Une nouvelle étude scientifique remet en question les bénéfices supposés d’un complément alimentaire populaire. Consommée par des millions de personnes pour ses prétendus bienfaits sur la santé cardiovasculaire, l’huile de poisson pourrait en réalité présenter des risques insoupçonnés pour certains consommateurs, selon des chercheurs britanniques.

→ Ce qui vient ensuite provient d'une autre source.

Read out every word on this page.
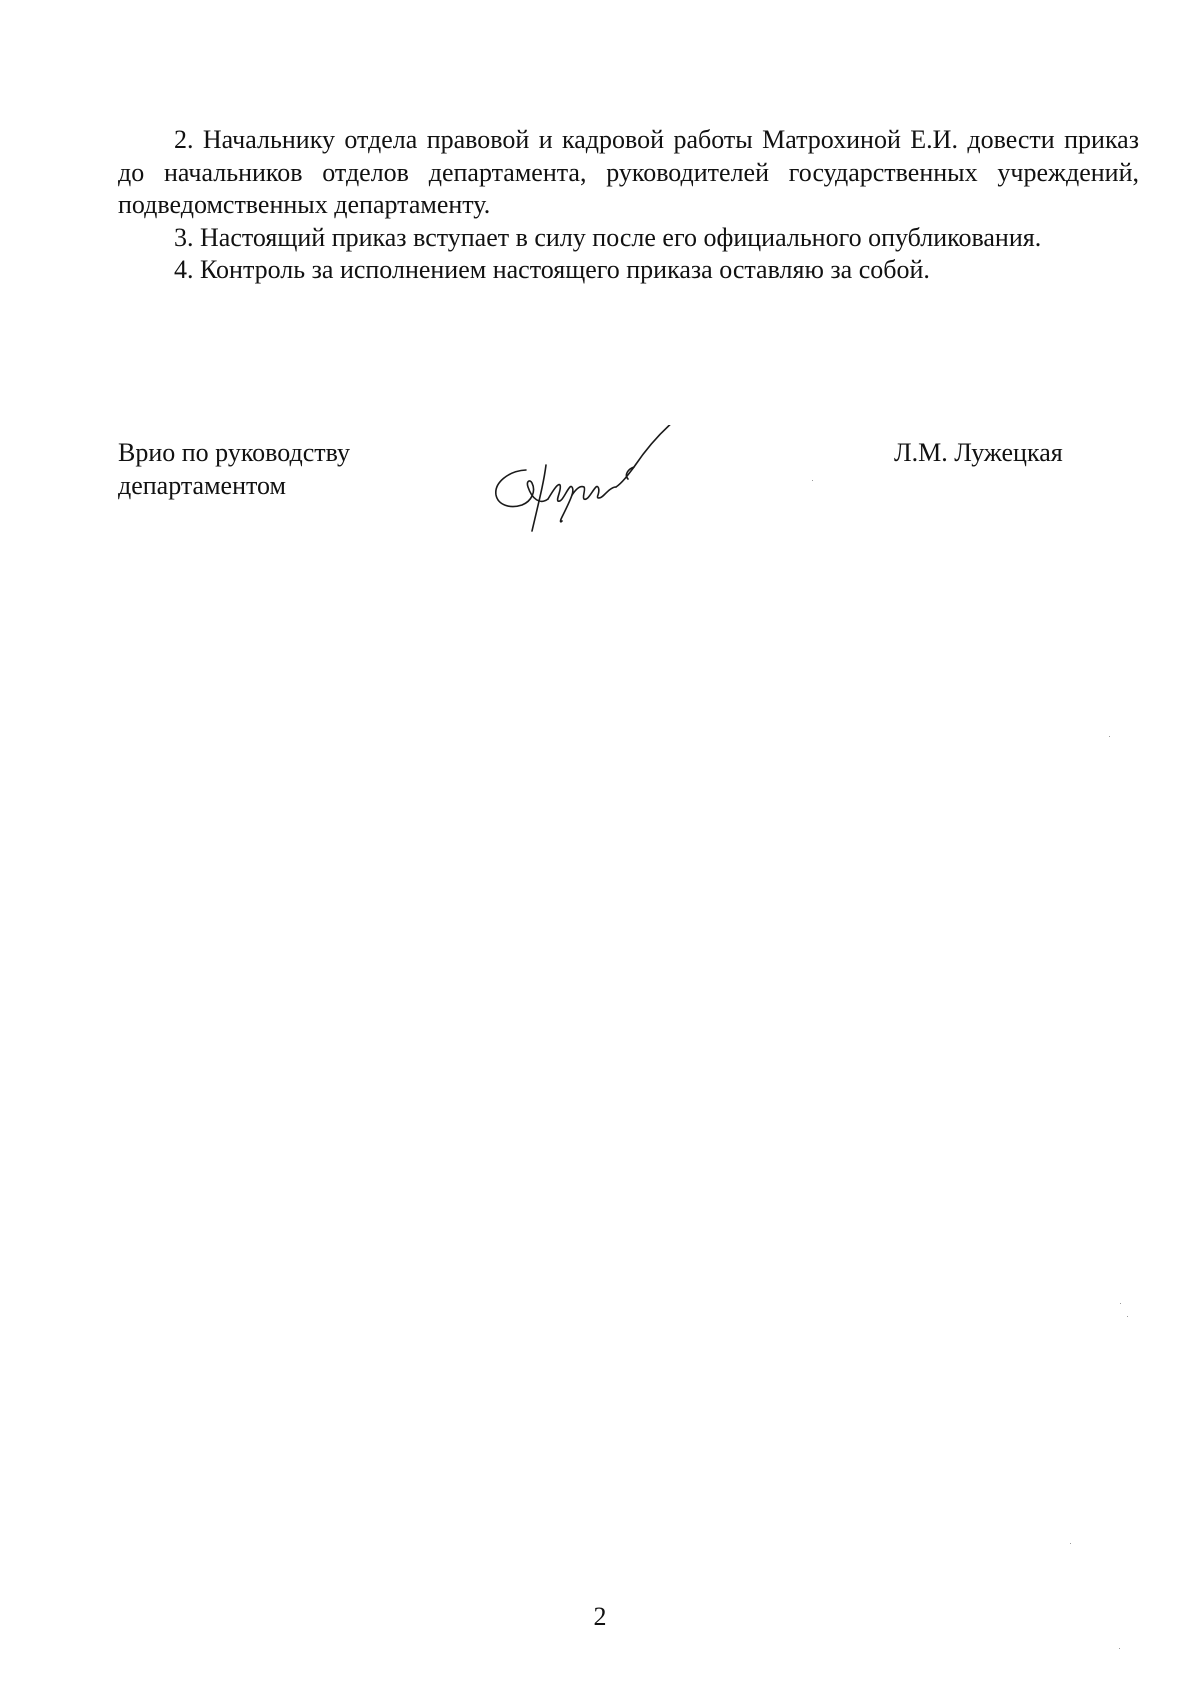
2. Начальнику отдела правовой и кадровой работы Матрохиной Е.И. довести приказ до начальников отделов департамента, руководителей государственных учреждений, подведомственных департаменту.

3. Настоящий приказ вступает в силу после его официального опубликования.

4. Контроль за исполнением настоящего приказа оставляю за собой.

Врио по руководству
департаментом
Л.М. Лужецкая
2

Une étude d’envergure qui alerte sur les risques cachés
L’étude britannique publiée récemment dans la revue BMJ Medicine a suivi plus de 415 000 personnes sur une période de 12 ans. Les résultats sont pour le moins inquiétants et bousculent les croyances populaires sur ce supplément nutritionnel.
Chez les personnes sans problèmes de santé préexistants, la consommation régulière d’huile de poisson augmenterait de 13 % le risque de fibrillation auriculaire, un trouble du rythme cardiaque potentiellement dangereux. Plus alarmant encore, le risque d’accident vasculaire cérébral (AVC) serait accru de 5 % chez ces mêmes individus en bonne santé.
Des bénéfices confirmés uniquement pour certains profils
Paradoxalement, l’étude n’est pas entièrement négative. Elle révèle que les compléments d’huile de poisson peuvent avoir des effets bénéfiques chez les personnes qui présentent déjà des problèmes cardiovasculaires.
Pour ce groupe spécifique, les chercheurs ont constaté une réduction de 15 % du risque de crise cardiaque et une baisse de 9 % du risque de décès. Ces données suggèrent que les bénéfices et les risques varient considérablement selon le profil médical des consommateurs.
L’avis tranché des experts médicaux
Le Dr Andrew Freeman, cardiologue, ne mâche pas ses mots concernant ces compléments alimentaires : « l’huile de poisson en vente libre est très rarement recommandée et ne figure dans aucune des directives des sociétés médicales professionnelles ».
Cette déclaration sans équivoque invite à la prudence et rappelle l’importance de consulter un médecin avant de prendre ce type de supplément, malgré leur disponibilité sans ordonnance.
Comment obtenir des oméga-3 sans risque ?
Face à ces nouvelles données, les spécialistes recommandent de privilégier les sources naturelles d’oméga-3 plutôt que les compléments alimentaires. Le saumon sauvage, les sardines, les graines de chia et de lin, ainsi que les noix sont d’excellentes alternatives naturelles pour bénéficier de ces acides gras essentiels.
La recherche de nutriments bénéfiques devrait idéalement passer par une alimentation variée et équilibrée, plutôt que par des suppléments dont l’efficacité et la sécurité peuvent être questionnées.
Une approche globale de la santé cardiovasculaire
Au-delà de la question des compléments alimentaires, cette étude rappelle l’importance d’une approche holistique de la santé cardiovasculaire. L’adoption d’un mode de vie sain comprenant une alimentation équilibrée, une activité physique régulière et un suivi médical adapté reste la meilleure stratégie de prévention.
Avant d’intégrer tout supplément à son régime alimentaire, il est essentiel de consulter un professionnel de santé qui pourra évaluer les bénéfices potentiels par rapport aux risques en fonction de chaque situation individuelle.